On his way to work that afternoon, he stopped by the 7-Eleven store at the corner of Orangethorpe Avenue and Manchester Boulevard in Buena Park and bought $80 worth of Quick Pick tickets, letting the computer decide his fate.

“The guy behind me kept poking me. He said, “You’re going to win,’ ” Roth, who lives in Torrance, recalled at a press conference with the other big winners Friday.

At work that afternoon, Roth told his partner at Shelly BMW that he might never again attend a manager’s meeting, flipping through the wad of lotto tickets for effect.

A few hours later, he returned to the 7-Eleven to find out the winning numbers, then casually sat at his desk looking through his tickets.

“I went through about four or five tickets, and I kept having the same numbers in different areas,” Roth recalled, shaking a bit as he relived the nerve-racking moment. “I got to the bottom line and the numbers were the same and it just didn’t seem real.”

But real it was.

Roth and his wife, Anna, will split his $15.5 million with a close friend, Suzanne (Nancy) Hyun, who funded half the lotto binge.

Advertisement

Alexander Shats and his daughter, Zinaida Kleyman, Ukrainian immigrants who live in North Hollywood, also cooperated for their winning ticket, one of 15 that Shats bought at a Los Angeles liquor store as part of a weekly ritual.

Each of the winners will get annual checks of $314,000 after the federal government takes 20% off the top in taxes.

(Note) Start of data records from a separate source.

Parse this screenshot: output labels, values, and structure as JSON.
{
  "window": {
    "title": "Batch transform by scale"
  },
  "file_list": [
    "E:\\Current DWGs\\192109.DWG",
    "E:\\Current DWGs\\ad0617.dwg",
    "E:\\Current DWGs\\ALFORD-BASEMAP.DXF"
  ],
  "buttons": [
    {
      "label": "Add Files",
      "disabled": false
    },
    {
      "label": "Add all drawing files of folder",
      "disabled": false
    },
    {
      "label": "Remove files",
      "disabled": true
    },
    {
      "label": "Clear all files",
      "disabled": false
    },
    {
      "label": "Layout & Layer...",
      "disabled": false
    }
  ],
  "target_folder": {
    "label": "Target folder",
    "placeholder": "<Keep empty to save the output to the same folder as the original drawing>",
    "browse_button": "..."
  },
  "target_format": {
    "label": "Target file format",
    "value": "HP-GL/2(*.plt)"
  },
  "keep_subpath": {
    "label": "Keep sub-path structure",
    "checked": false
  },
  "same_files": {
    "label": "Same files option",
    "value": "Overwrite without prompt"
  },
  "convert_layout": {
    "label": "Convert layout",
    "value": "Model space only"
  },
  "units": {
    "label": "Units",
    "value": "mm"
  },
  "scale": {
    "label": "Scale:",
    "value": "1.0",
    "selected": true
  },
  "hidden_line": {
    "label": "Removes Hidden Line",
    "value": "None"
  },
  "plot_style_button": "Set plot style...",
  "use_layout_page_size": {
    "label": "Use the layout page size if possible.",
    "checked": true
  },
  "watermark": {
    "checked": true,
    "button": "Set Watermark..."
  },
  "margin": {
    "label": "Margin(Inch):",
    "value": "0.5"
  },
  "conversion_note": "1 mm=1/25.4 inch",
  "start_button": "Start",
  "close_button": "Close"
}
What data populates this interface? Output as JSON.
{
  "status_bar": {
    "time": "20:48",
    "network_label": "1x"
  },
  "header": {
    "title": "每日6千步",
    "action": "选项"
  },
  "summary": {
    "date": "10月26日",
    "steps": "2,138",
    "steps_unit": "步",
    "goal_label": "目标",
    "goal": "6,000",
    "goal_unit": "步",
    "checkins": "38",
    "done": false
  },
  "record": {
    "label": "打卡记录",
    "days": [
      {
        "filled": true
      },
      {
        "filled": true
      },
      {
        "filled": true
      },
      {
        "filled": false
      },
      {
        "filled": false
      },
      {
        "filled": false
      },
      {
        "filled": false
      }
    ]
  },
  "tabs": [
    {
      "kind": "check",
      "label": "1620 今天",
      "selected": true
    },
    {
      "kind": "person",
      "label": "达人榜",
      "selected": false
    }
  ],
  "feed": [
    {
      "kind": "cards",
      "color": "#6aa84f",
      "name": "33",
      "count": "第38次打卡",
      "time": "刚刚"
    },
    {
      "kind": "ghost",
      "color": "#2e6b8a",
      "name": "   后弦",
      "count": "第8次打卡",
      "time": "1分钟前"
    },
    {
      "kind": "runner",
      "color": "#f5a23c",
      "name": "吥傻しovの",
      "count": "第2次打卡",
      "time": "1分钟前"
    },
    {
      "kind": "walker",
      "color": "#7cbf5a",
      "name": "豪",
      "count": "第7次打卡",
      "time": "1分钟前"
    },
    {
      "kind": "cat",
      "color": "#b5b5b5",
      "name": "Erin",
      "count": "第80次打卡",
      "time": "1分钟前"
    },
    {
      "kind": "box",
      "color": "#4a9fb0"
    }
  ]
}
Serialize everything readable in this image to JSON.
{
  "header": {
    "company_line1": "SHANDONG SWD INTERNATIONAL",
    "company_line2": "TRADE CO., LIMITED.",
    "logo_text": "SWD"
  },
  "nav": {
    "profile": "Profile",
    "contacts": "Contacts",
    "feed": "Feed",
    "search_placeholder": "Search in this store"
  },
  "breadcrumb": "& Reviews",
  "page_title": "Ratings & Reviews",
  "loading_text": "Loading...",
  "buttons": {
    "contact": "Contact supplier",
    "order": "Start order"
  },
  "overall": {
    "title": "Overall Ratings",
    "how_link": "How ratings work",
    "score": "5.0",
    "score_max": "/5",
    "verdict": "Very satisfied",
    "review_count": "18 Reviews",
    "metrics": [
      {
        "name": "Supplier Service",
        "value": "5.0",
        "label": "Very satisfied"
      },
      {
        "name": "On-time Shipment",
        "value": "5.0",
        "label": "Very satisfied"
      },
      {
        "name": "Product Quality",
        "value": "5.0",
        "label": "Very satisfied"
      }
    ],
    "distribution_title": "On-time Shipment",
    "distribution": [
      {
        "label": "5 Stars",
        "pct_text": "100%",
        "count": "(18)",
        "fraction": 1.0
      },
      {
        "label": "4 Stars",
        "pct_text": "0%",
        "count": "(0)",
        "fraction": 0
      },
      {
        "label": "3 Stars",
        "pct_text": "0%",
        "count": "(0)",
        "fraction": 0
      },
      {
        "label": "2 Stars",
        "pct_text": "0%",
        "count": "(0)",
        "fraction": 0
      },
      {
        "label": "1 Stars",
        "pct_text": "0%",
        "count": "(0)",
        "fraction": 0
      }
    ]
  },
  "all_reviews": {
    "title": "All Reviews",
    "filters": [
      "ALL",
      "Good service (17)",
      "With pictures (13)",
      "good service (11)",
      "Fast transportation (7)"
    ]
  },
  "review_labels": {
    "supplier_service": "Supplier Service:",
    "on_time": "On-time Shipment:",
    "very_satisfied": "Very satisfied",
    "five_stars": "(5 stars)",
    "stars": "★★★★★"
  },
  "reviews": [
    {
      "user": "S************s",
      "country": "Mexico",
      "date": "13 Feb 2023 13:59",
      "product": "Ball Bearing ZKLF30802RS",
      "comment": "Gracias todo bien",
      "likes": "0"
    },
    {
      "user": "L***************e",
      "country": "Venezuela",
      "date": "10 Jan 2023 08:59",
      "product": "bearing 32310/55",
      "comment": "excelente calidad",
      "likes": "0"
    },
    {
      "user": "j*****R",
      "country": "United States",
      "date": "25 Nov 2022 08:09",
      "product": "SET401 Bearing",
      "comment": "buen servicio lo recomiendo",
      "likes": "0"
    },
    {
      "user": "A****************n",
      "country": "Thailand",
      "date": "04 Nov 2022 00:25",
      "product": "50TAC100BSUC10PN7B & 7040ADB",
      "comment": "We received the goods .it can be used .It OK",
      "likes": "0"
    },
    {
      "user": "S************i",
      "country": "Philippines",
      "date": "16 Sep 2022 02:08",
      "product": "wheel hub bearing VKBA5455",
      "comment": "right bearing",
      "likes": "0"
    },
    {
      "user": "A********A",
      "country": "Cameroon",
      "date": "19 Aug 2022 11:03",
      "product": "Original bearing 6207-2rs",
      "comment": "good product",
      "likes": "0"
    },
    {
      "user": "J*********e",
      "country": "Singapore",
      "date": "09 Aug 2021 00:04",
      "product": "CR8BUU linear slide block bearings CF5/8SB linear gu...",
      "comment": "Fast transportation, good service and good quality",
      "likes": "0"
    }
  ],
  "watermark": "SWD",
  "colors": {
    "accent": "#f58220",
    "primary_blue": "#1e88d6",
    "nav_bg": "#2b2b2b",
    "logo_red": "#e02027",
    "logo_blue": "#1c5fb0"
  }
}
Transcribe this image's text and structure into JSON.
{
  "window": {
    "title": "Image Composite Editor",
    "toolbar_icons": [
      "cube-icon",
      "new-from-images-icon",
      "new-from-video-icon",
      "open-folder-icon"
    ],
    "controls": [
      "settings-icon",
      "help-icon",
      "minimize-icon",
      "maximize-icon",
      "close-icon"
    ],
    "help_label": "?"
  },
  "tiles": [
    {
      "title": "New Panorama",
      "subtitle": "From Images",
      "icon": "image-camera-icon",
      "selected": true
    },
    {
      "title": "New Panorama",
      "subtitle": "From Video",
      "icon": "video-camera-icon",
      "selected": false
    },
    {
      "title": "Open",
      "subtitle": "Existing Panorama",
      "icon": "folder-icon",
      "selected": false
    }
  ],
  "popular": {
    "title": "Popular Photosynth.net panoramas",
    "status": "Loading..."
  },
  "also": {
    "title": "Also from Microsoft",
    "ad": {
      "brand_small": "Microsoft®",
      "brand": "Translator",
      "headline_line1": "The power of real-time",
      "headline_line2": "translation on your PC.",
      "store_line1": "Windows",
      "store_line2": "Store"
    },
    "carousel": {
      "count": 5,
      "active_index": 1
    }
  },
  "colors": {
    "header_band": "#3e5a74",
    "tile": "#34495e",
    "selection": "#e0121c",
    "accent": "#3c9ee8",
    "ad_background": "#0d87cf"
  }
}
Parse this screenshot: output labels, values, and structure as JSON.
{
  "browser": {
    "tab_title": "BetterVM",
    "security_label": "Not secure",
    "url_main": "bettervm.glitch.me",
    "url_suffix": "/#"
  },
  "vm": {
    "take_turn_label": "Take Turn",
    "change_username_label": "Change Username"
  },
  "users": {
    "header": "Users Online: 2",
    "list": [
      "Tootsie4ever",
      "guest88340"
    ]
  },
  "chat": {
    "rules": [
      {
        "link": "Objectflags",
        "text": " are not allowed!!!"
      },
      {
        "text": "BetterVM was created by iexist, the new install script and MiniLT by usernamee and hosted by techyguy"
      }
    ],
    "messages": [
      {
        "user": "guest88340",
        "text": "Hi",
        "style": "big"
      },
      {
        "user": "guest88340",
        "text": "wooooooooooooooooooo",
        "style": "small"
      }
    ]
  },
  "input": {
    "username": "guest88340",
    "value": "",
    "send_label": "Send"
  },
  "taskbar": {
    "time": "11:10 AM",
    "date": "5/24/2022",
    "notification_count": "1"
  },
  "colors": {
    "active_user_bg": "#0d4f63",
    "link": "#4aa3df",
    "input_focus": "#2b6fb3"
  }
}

Roth said he is not sure what he will do with the money, besides buy a new house and car for his mother, who lives in Pennsylvania, and bring his wife’s family for a visit from Korea in December, when the couple are expecting their first child.

Roth said he has already given notice at Shelly BMW--where his annual income hit six figures--but his wife said she is not sure whether she will give up her job as a dealer at a Gardena casino.

The next time the jackpot reaches $30 million, Roth said, he will be back in line buying lottery tickets, and he fully expects his luck to continue.

“I’ve also had dreams about the Publisher’s Clearinghouse,” he said. “I’m going to win that too.”